One thing he did for as long as I could remember was subscribe to Analog Magazine. This is a science fiction magazine that started in the 1930s when it was called Astounding Stories of Super-Science.
When he passed away I became the proud owner of his collection of books and back issues.
I picked up the February 1978 issue from the stack this morning and found some really interesting stuff.
This thing has novellas, or short stories by Vonda McIntyre who won multiple Hugo and Nebula awards, George RR Martin of Game of Thrones notoriety, and Orson Scott Card of the Ender Series and tons of others.
The artwork in these early magazines is striking in my humble opinion. Sure, today’s artwork goes all high resolution computer driven, but imagine doing each image by hand, getting it to the publisher and making sure it can be mass produces on time.
The George RR Martin story is an interesting one.

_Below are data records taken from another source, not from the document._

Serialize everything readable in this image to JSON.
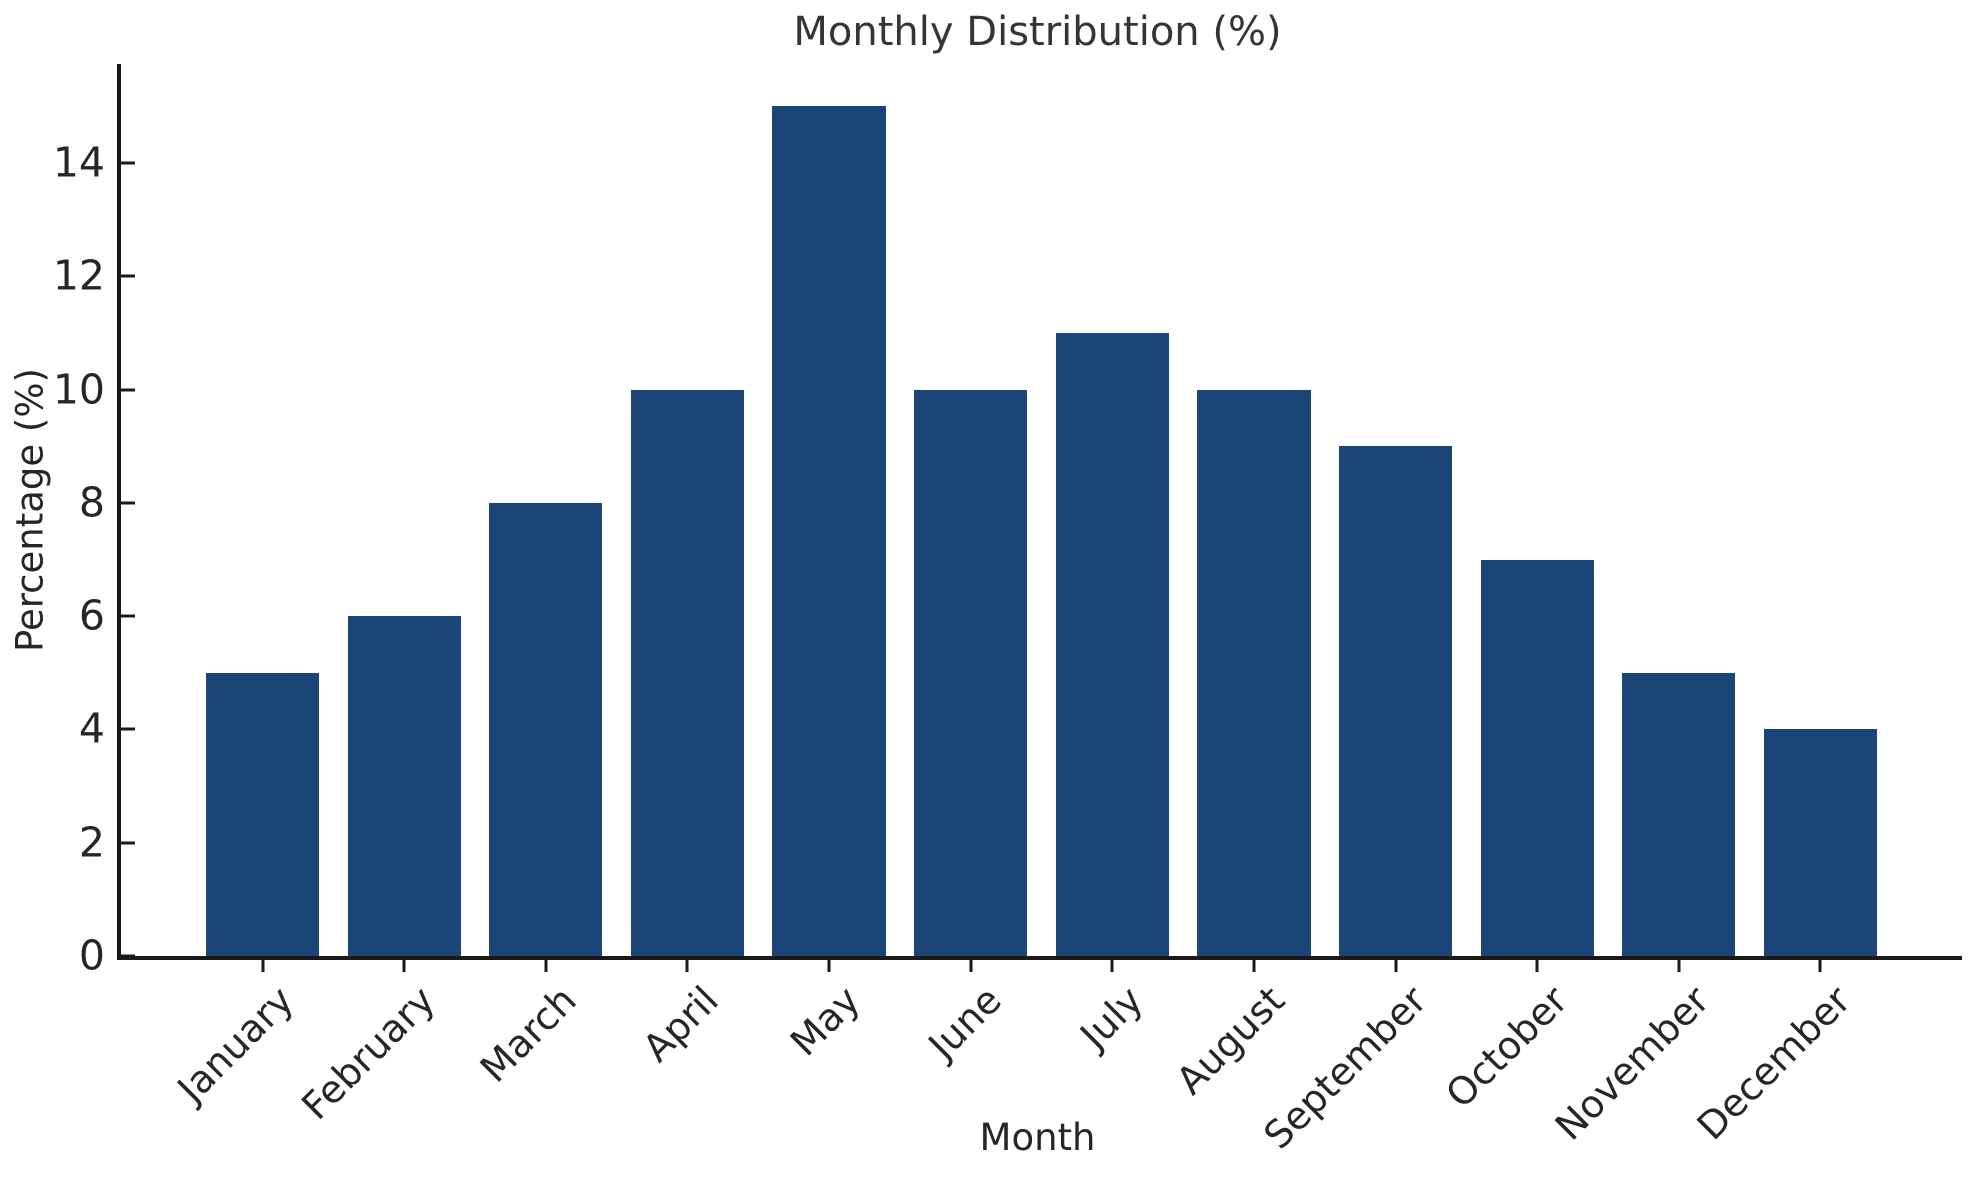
{
  "chart_data": {
    "type": "bar",
    "title": "Monthly Distribution (%)",
    "xlabel": "Month",
    "ylabel": "Percentage (%)",
    "categories": [
      "January",
      "February",
      "March",
      "April",
      "May",
      "June",
      "July",
      "August",
      "September",
      "October",
      "November",
      "December"
    ],
    "values": [
      5,
      6,
      8,
      10,
      15,
      10,
      11,
      10,
      9,
      7,
      5,
      4
    ],
    "ylim": [
      0,
      15.75
    ],
    "yticks": [
      0,
      2,
      4,
      6,
      8,
      10,
      12,
      14
    ],
    "bar_color": "#1c4577",
    "axis_color": "#1a1a1a",
    "background_color": "#ffffff",
    "grid": false,
    "legend": false,
    "bar_width_fraction": 0.8,
    "xtick_rotation_deg": 45
  }
}
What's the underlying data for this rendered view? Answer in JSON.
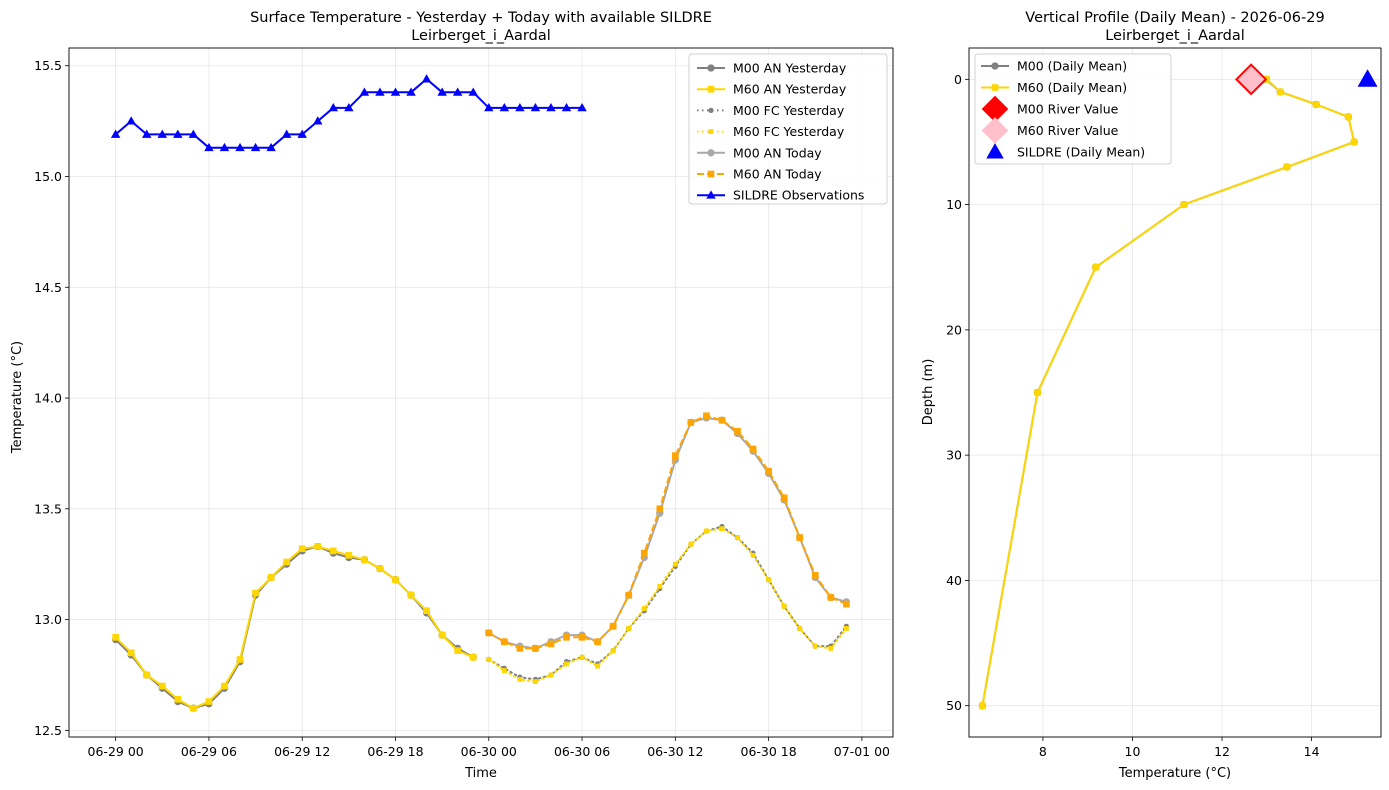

Call Him Moses is the story of Tuf just wanted to eat in a nice restaurant. Then he was sucked into a fight involving this character Moses who had unleashed a plague, and someone needed to do something to stop a potential generation from suffering.
The Orson Scott Card story follower is the story of 12 year old Reuben who decided on his 12th birthday that this was going to be his year! It is an interesting story to read, and if you get the chance I recommend it, but that isn’t the point to this post.
As a writer myself people ask me why I bother on occasion with short stories or Novella length things that may or may not ever get published.
These shorter form bits of fiction do sometimes grow and turn into full blown novels. In face, Ender’s Game originally appeared in Analog as a short story, then grew and grew and grew into a series.
These magazines are becoming a thing of the past in favor of fan fiction, and it is my position that it’s really ok and fan fiction deserves more attention than it deserves. It is where the big authors of tomorrow go to hone their craft. It isn’t easy writing a book, getting a story to hand together for that long, and not get distracted and stay interesting is a challenge.
I love these old magazines, and I will treasure them until my kids end up with them on their shelf when I am gone.